Config which provide the hyper-parameters for online training:

online_dict = {
 "trainer_name": "PPOTrainer",
    "detach_rollout_manager": True,
    "rollout_config": {
        "num_rollout_workers": 2,
        "num_gpus_per_worker": 1.0,
        "num_cpus_per_worker": 1,
        "fragment_length": 256,
        "to_send_queue_size": 6,
        "worker_config": {
            "num_envs": 12,
            "batch_size": 6,
            "restart_interval": 3600,  # 1h
            "video_fps": 20,
            "video_output_dir": "output/videos",
        },
        "replay_buffer_config": {
            "max_chunks": 4800,
            "max_reuse": 2,
            "max_staleness": 2,
            "fragments_per_report": 40,
            "fragments_per_chunk": 1,
            "database_config": {
                "path": "output/replay_buffer_cache",
                "num_shards": 8,
            },
        },
        "episode_statistics_config": {},
    },
    "train_config": {
        "num_workers": 2,
        "num_gpus_per_worker": 1.0,
        "num_iterations": 4000,
        "vf_warmup": 0,
        "learning_rate": 0.00002,
        "anneal_lr_linearly": 
        "weight_decay": 0.04,
        "adam_eps": 1e-8,
        "batch_size_per_gpu": 1,
        "batches_per_iteration": 200,
        "gradient_accumulation": 10, 
        "epochs_per_iteration": 1, 
        "context_length": 64,
        "discount": 0.999,
        "gae_lambda": 0.95,
        "ppo_clip": 0.2,
        "clip_vloss": False, 
        "max_grad_norm": 5, 
        "zero_initial_vf": True,
        "ppo_policy_coef": 1.0,
        "ppo_vf_coef": 0.5, 
        "kl_divergence_coef_rho": 0.2,
        "entropy_bonus_coef": 0.0,
        "coef_rho_decay": 0.9995,
        "log_ratio_range": 50,  
        "normalize_advantage_full_batch": True, 
        "use_normalized_vf": True,
        "num_readers": 4,
        "num_cpus_per_reader": 0.1,
        "prefetch_batches": 2,
        "save_interval": 10,
        "keep_interval": 40,
        "record_video_interval": 2,
        "fix_decoder": False,
        "resume": None, 
        "resume_optimizer": True,
        "save_path": "output"
    },

    "logger_config": {
        "project": "minestudio_online",
        "name": "bow_cow"
    },
}

online_config = OmegaConf.create(online_dict)

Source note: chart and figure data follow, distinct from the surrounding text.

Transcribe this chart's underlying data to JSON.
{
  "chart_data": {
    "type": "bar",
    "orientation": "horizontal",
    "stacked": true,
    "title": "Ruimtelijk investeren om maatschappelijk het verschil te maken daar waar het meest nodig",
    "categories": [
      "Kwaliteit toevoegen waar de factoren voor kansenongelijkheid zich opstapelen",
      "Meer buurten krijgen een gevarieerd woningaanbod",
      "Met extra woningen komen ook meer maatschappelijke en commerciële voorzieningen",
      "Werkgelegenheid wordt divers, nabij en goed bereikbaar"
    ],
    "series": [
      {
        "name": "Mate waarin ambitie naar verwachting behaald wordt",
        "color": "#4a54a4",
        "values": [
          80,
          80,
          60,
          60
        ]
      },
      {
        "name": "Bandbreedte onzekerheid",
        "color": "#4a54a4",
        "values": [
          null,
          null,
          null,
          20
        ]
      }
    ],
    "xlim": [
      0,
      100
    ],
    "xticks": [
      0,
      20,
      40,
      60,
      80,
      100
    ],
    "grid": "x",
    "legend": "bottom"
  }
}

After preparing all the above content, run:

from minestudio.online.rollout.start_manager import start_rolloutmanager
from minestudio.online.trainer.start_trainer import start_trainer
start_rolloutmanager(policy_generator, env_generator, online_cfg)
start_trainer(policy_generator, env_generator, online_cfg)

to start online training.

We use wandb to log and monitor the progress of the run. The corresponding parameters passed to wandb are in config.logger_config. When save_path is None, the checkpoint will be saved to Ray’s working directory at ~/ray_results.